Anyway, I’ve put up lots of pictures. Some of them not too bad, if I do say so myself. I try to pay attention to the colours and get a shot balanced without making it look too “rigid”. I’m not a photographer and don’t care about being one, but I do love to take pictures of things that interest me or things I think are pretty. My better ones end up on Flickr. Lots of them are aquarium pictures. Lots of them are fish pictures. Some of them are even Ubie pictures, since he’s never once met a lens he didn’t like.

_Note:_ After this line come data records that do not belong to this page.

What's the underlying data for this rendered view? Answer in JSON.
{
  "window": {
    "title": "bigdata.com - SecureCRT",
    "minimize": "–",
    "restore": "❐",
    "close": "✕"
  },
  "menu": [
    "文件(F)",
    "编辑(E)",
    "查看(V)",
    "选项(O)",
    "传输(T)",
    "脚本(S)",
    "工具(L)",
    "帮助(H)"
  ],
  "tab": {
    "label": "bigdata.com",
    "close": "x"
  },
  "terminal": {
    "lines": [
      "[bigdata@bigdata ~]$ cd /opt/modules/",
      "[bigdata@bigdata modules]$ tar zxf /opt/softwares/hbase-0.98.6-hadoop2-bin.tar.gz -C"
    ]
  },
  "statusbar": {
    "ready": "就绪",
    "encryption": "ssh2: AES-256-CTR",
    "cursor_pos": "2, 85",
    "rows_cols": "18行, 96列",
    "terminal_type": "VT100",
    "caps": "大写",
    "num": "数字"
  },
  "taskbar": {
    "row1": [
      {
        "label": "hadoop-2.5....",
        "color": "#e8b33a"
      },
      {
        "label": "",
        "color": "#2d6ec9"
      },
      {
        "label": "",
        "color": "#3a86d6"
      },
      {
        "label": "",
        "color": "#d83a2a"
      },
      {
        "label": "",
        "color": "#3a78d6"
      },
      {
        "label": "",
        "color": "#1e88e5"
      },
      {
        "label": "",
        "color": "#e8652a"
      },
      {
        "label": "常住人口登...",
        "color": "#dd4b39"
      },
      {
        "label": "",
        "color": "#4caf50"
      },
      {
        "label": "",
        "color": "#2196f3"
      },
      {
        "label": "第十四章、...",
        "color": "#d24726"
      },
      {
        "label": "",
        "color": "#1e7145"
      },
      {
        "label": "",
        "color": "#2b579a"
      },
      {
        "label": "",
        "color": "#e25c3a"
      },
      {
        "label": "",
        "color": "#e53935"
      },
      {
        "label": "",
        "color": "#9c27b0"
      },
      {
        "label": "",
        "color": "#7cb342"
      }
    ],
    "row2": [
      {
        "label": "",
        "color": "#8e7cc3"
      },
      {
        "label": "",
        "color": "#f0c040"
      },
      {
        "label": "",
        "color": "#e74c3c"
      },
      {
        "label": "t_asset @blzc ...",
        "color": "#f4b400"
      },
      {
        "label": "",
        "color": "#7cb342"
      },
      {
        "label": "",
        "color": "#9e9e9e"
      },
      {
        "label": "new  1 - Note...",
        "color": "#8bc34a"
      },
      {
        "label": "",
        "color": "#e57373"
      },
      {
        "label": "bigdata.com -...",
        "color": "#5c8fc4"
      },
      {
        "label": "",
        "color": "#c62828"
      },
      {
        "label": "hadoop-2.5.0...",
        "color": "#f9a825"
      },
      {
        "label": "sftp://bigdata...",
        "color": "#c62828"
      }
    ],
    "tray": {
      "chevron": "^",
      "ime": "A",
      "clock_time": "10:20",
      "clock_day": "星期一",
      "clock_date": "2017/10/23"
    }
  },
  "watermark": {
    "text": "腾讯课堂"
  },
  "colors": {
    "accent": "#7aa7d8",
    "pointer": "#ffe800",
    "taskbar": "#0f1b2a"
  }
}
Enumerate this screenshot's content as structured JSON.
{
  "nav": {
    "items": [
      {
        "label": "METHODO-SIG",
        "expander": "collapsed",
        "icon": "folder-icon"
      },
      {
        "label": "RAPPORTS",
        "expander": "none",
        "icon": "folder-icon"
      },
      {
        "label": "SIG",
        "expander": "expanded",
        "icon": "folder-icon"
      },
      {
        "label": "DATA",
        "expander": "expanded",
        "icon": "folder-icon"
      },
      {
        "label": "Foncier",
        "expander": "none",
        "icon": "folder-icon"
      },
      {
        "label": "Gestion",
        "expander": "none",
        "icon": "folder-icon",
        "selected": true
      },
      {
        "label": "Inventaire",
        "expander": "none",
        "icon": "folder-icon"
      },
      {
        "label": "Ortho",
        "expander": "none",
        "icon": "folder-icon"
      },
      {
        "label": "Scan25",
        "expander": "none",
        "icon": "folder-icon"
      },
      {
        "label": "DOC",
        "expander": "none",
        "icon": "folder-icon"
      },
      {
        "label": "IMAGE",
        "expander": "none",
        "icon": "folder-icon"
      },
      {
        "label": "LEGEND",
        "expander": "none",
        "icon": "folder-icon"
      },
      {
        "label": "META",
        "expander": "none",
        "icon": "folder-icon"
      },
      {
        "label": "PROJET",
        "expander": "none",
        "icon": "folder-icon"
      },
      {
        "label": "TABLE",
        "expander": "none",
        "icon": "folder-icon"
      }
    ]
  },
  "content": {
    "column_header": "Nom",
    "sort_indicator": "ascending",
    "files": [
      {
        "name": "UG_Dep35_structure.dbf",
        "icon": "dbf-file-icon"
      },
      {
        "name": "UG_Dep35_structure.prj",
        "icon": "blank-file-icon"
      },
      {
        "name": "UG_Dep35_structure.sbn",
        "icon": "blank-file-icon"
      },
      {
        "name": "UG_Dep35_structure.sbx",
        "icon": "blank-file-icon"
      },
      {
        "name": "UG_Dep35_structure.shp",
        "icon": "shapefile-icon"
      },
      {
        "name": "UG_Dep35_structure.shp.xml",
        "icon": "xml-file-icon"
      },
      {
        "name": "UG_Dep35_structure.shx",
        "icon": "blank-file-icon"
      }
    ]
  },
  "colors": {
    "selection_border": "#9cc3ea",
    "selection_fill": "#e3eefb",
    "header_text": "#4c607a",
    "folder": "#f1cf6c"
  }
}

So when I finally do make Explore, what picture does it? Is it one of the ones with which I’m pleased because I fiddled about with manual settings and used available light to my advantage so I wouldn’t have ugly “flatness” from the flash? Nope. One that’s particularly creative? As if–I don’t possess a creative bone in my body! How about a fish picture of a particularly pretty betta boy? Uh-uh. No, the picture that makes Explore is one of the set I took of Ubie, the guy I bought because he was a homely little leftover that I doubted would get a home, and he’s terrorising his scruffy old brown ramshorn snail with his mouth in a most unflattering position. His tank light was off, the room was dim and all I had time to do was run for the camera, set it on Auto, poke the Macro button and flip up the flash. The original had specks of paper towel lint, but I still didn’t bother to use Photoshop; all I did was remove the worst of the specks with the clone stamp in GIMP and boost the blue up a bit in the midtones because the poor lighting made Ubie’s colour look more yellow than it is in real life. I put it there mostly to show a couple of friends whom I thought would find it amusing. Yup, the full-auto snapshot taken with the flash and edited in GIMP is the one that made Explore. Go figure.